Step 3: Benefit Analysis
While the ROI analysis will produce hard numbers, an even stronger case for the
approval of the project can be made by presenting the additional benefits it will provide
the entire company. The benefits come in 3 levels:
- Primary benefits provide a direct and measurable cost savings.
- Secondary benefits deliver less tangible, but nonetheless clear improvements.
- Tertiary benefits offer benefits beyond the department or function deploying the
mobile solution.
Examples of what falls under each of these categories are as follows:
- Primary benefits
- Reduction in hard costs within the department
- Less paper
- Less overtime
- Reduce contractors/temps/staff
- Handle more calls/functions per day
- Increase billable time
- Decrease vehicle mileage/fuel costs
- Secondary Benefits
- Increase consistency of work
- Reduce soft costs
- Increase level of customer service/satisfaction
- Fewer repeat calls
- Improve employee satisfaction/retention
- Tertiary Benefits
- Impact of enterprise to reduce costs/increases productivity as a result of
the mobile project
- Enterprise data integration reduces manual entry costs and pitfalls
- System consolidation (mobile platform) reduces burden on IT
Step 4: Calculate ROI
Now that the current process has been analyzed and improvements the benefits of the
mobile project identified, it is time to calculate the return on investment. The steps are
relatively simple, but this is a good point in the process to see if it is possible to get some
help from the finance department in working with the numbers and in presenting the data
in a format management is familiar with.
From the interviews with participants and information available within the organization,
determine what the cost of the current solution is. This will include hard costs for
materials such as paper, log books, and map that are used in field work. This also
includes time, which can be both a hard and soft cost. Data entry time that is used to
support the “as is” solution is a hard cost. Data lags or incomplete data in the field are
inefficiencies that can be addressed to provide a hard benefit.
Take the estimated costs and savings associated with the mobile project and plug this data
into an income statement to calculate an ROI analysis. The income statement will show
the financial impact of the project in terms that senior management will understand.
Begin with the cost of the system including hardware and software. The cost structure
will be different if the company lease hardware instead of buying it, but that is easy
enough to work into the project income statement.

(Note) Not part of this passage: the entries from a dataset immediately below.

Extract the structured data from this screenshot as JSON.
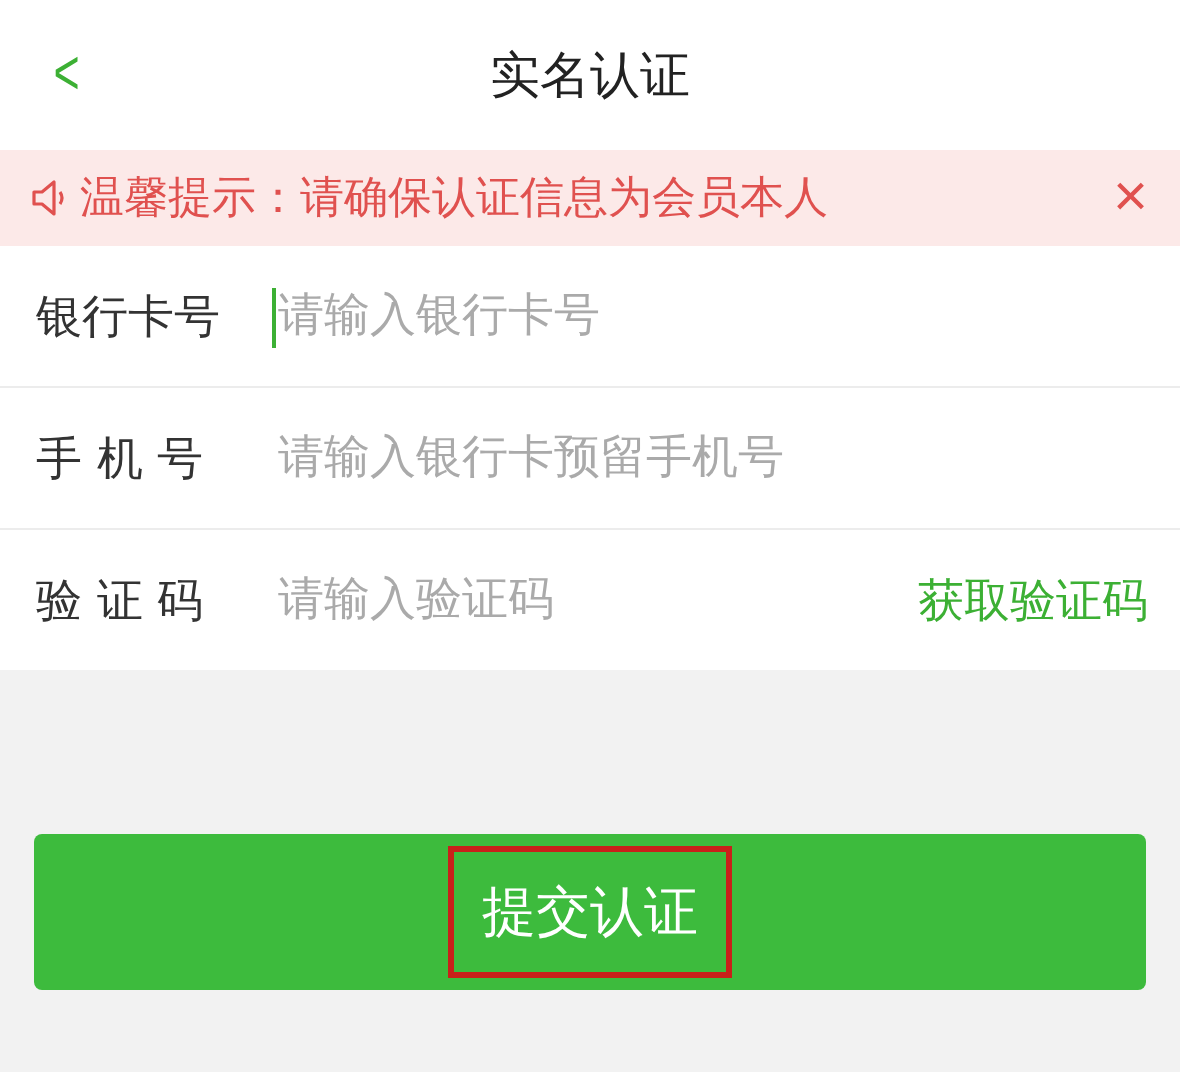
{
  "header": {
    "back": "<",
    "title": "实名认证"
  },
  "notice": {
    "text": "温馨提示：请确保认证信息为会员本人",
    "close": "×"
  },
  "fields": [
    {
      "kind": "input",
      "label": "银行卡号",
      "placeholder": "请输入银行卡号",
      "focused": true
    },
    {
      "kind": "input",
      "label": "手 机 号",
      "placeholder": "请输入银行卡预留手机号",
      "focused": false
    },
    {
      "kind": "code",
      "label": "验 证 码",
      "placeholder": "请输入验证码",
      "focused": false,
      "action": "获取验证码"
    }
  ],
  "submit": {
    "label": "提交认证",
    "highlighted": true
  }
}
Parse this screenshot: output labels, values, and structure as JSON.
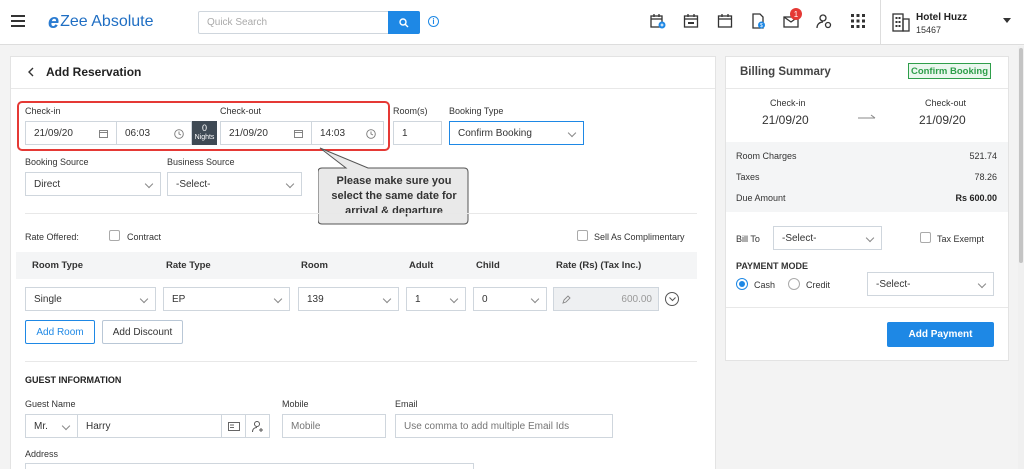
{
  "app": {
    "logo_e": "e",
    "logo_text": "Zee Absolute"
  },
  "search": {
    "placeholder": "Quick Search"
  },
  "topbar": {
    "mail_badge": "1",
    "hotel_name": "Hotel Huzz",
    "hotel_id": "15467"
  },
  "page": {
    "title": "Add Reservation"
  },
  "checkin": {
    "label": "Check-in",
    "date": "21/09/20",
    "time": "06:03"
  },
  "checkout": {
    "label": "Check-out",
    "date": "21/09/20",
    "time": "14:03"
  },
  "nights": {
    "count": "0",
    "label": "Nights"
  },
  "rooms": {
    "label": "Room(s)",
    "value": "1"
  },
  "booking_type": {
    "label": "Booking Type",
    "value": "Confirm Booking"
  },
  "booking_source": {
    "label": "Booking Source",
    "value": "Direct"
  },
  "business_source": {
    "label": "Business Source",
    "value": "-Select-"
  },
  "callout": {
    "text": "Please make sure you select the same date for arrival & departure"
  },
  "rate": {
    "offered_label": "Rate Offered:",
    "contract_label": "Contract",
    "complimentary_label": "Sell As Complimentary"
  },
  "table": {
    "headers": [
      "Room Type",
      "Rate Type",
      "Room",
      "Adult",
      "Child",
      "Rate (Rs)  (Tax Inc.)"
    ],
    "row": {
      "room_type": "Single",
      "rate_type": "EP",
      "room": "139",
      "adult": "1",
      "child": "0",
      "rate": "600.00"
    }
  },
  "buttons": {
    "add_room": "Add Room",
    "add_discount": "Add Discount",
    "add_payment": "Add Payment"
  },
  "guest": {
    "section_title": "GUEST INFORMATION",
    "name_label": "Guest Name",
    "salutation": "Mr.",
    "name": "Harry",
    "mobile_label": "Mobile",
    "mobile_placeholder": "Mobile",
    "email_label": "Email",
    "email_placeholder": "Use comma to add multiple Email Ids",
    "address_label": "Address"
  },
  "billing": {
    "title": "Billing Summary",
    "status": "Confirm Booking",
    "checkin_label": "Check-in",
    "checkin_date": "21/09/20",
    "checkout_label": "Check-out",
    "checkout_date": "21/09/20",
    "room_charges_label": "Room Charges",
    "room_charges": "521.74",
    "taxes_label": "Taxes",
    "taxes": "78.26",
    "due_label": "Due Amount",
    "due": "Rs 600.00",
    "bill_to_label": "Bill To",
    "bill_to_value": "-Select-",
    "tax_exempt_label": "Tax Exempt",
    "payment_mode_label": "PAYMENT MODE",
    "cash_label": "Cash",
    "credit_label": "Credit",
    "payment_select": "-Select-"
  },
  "colors": {
    "accent": "#1e88e5",
    "highlight": "#e53935",
    "success": "#2e9e4a",
    "callout_bg": "#e9e9e9"
  }
}
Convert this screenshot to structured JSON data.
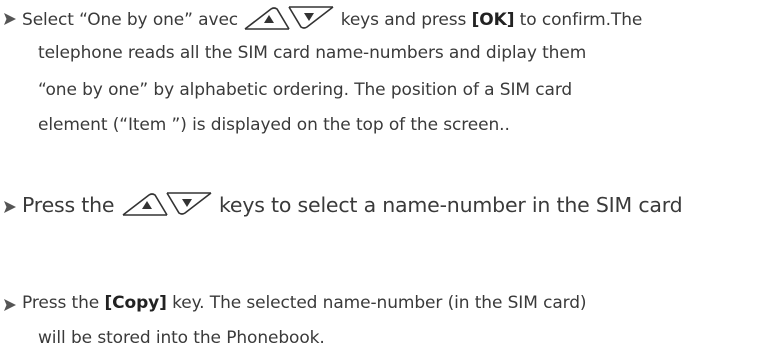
{
  "steps": [
    {
      "line1": {
        "before_keys": "Select “One by one” avec",
        "after_keys": "keys and press",
        "bold": "[OK]",
        "after_bold": "to confirm.The"
      },
      "line2": "telephone reads all the SIM card name-numbers and diplay them",
      "line3": "“one by one” by alphabetic ordering. The position of  a SIM card",
      "line4": "element (“Item ”) is displayed on the top of the screen.."
    },
    {
      "before_keys": "Press the",
      "after_keys": "keys to select a name-number in the SIM card"
    },
    {
      "line1": {
        "before_bold": "Press the",
        "bold": "[Copy]",
        "after_bold": "key. The selected name-number (in the SIM card)"
      },
      "line2": "will be stored into the Phonebook."
    }
  ],
  "icons": {
    "bullet": "triangle-bullet-icon",
    "keys": "up-down-arrow-keys-icon"
  },
  "colors": {
    "text": "#3a3a3a",
    "bullet": "#555555"
  }
}
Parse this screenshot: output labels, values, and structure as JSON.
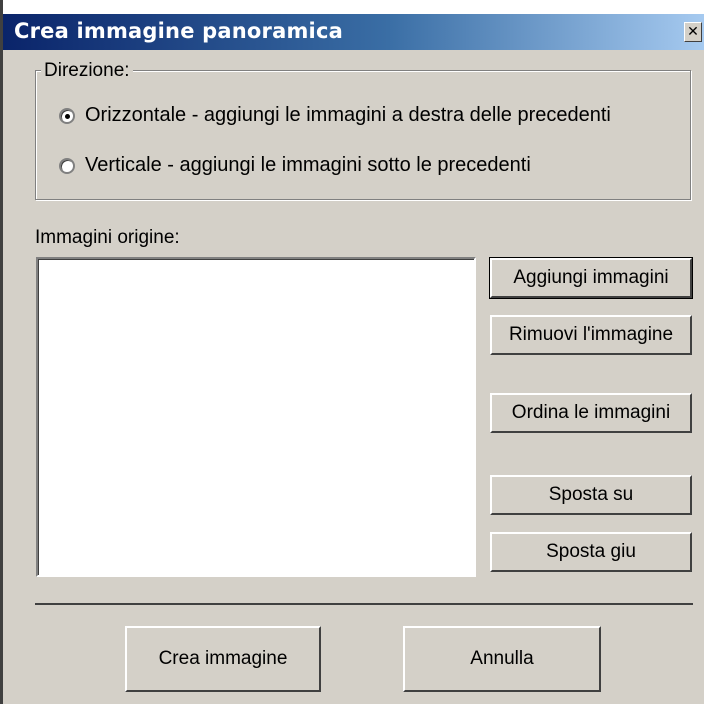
{
  "dialog": {
    "title": "Crea immagine panoramica",
    "close_glyph": "✕"
  },
  "direction": {
    "label": "Direzione:",
    "options": [
      {
        "label": "Orizzontale - aggiungi le immagini a destra delle precedenti",
        "checked": true
      },
      {
        "label": "Verticale - aggiungi le immagini sotto le precedenti",
        "checked": false
      }
    ]
  },
  "sources": {
    "label": "Immagini origine:",
    "items": []
  },
  "side_buttons": {
    "add": "Aggiungi immagini",
    "remove": "Rimuovi l'immagine",
    "sort": "Ordina le immagini",
    "move_up": "Sposta su",
    "move_down": "Sposta giu"
  },
  "footer": {
    "create": "Crea immagine",
    "cancel": "Annulla"
  }
}
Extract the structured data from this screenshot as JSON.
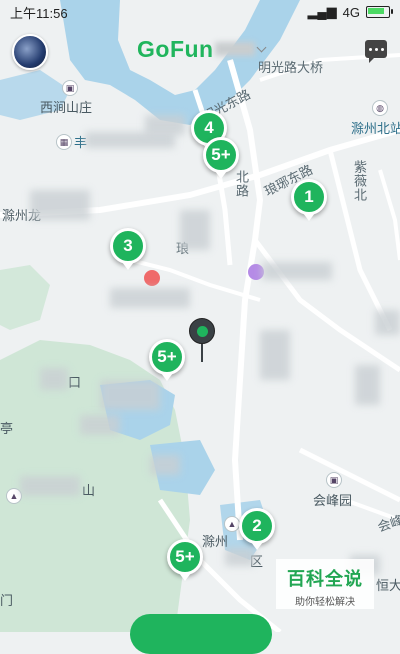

Do not forget to include the ancillary expenses that are necessary to implement the
mobile solution. While it is tempting to just use the cost of the hardware and software,
those people reviewing the proposal will also want to consider the ancillary expenses.
These include:
- Spare units
- Cables and cradles
- Batteries
- Accessories and cases
- Service contracts
- Installation fees
- Custom programming and interface development
Financial analysis is about comparing costs to savings. Once these have been tallied up,
you can address savings. Some areas of saving from a typical mobile project include:
- Labor savings from eliminating data entry, and the additional savings of
more accurate data.
- Savings from cutting overtime costs.
- Improved efficiency that results in a field worker being able to handle
additional tasks in a day produces hard savings
- You may also save money on fuel or mileage based on the type of mobile
solution you deploy. For example, if workers are paid for their mileage at
a rate of 36 ½ cents per mile. If you can save 5 miles per day, that’s an
additional savings of $438 per year, per worker.
Please note that the intangible benefits have not been addressed. These are difficult to
work into the income statement, but will play into making the overall case for the mobile
project.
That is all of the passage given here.